I blame the government for most things.
"Wheres my shoes...must be the work of the government!"
after all, 10 years ago we were still mincing about with 386, 25Mhz PCs, 10 years before that it was 48k spectrums.
who knows where we'll be in another 50 years, technologically.
I suppose it is possible, but I would also theorise that such a project would be shortlived even if it came to fruition. To an extreme, along with those involved with it. The Matrix, AI, terminator, and others are all films, and as such paste over the real facts which would prevent such scenarios occuring. One slightly obvious thing missing in the Animatrix's Second Renaissance tale is that the humans could have used EMP weapons - as the resistance does in the Matrix - and as we actually have now, to easily defeat the robots.
It is in no-ones interest to create something which can refuse to do something, only to create something which unquestioningly does what we ask it to, and such a creation would not be true AI.
Were all screwed by the way. Then again I suppose we were as soon as those damn Sumerians invented the 'wheel'.
Thought provoking stuff, and while I make jest it is nethertheless a serious issue, and one which we shouldn't leap into without asking ourselves serious ethical and theorectical questions.
> Right exactly Belldandy - once again it's all assumptions made by
> people who have an over active imagination, failing to realise that
> reality is rather different and in this case, AI harder to achieve.
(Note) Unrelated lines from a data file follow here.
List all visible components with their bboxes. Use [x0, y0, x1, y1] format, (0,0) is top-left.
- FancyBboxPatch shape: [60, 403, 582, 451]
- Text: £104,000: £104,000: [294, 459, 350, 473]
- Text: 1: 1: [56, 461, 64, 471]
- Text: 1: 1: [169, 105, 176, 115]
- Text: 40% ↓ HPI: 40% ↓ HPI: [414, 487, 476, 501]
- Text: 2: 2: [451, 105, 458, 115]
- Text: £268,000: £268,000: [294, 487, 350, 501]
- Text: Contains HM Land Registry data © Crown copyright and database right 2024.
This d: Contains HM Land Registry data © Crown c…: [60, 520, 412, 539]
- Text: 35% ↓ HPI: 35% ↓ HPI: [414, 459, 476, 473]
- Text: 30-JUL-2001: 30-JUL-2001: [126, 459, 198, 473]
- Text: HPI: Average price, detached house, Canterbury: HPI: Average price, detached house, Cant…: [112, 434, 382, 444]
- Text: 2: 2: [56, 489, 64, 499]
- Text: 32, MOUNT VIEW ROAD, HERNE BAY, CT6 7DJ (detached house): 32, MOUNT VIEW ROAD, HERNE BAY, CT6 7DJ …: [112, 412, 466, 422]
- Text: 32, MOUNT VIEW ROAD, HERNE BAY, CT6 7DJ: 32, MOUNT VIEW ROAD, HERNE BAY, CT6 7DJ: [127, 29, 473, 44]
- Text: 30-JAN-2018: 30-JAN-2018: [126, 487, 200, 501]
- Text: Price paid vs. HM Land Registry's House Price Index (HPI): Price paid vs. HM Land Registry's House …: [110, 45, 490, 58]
yes you're right it is imagination playing a big part, but that doesn't mean that it should be disregarded. Look at deVinci(sp). He created drawings of machines like the helicopter, many years before they were seen to be viable by 'those in the know'.
We may be a long, long way off. Copying a human brain is a current impossibility, mainly due to the scale. The human brain outperforms all the computers in the world put together by a huge amount. If we were to advance our computers, both in processing power, memory and storage, to the stage where we had something remotely like the human brain, could we then conceivably create intelligence?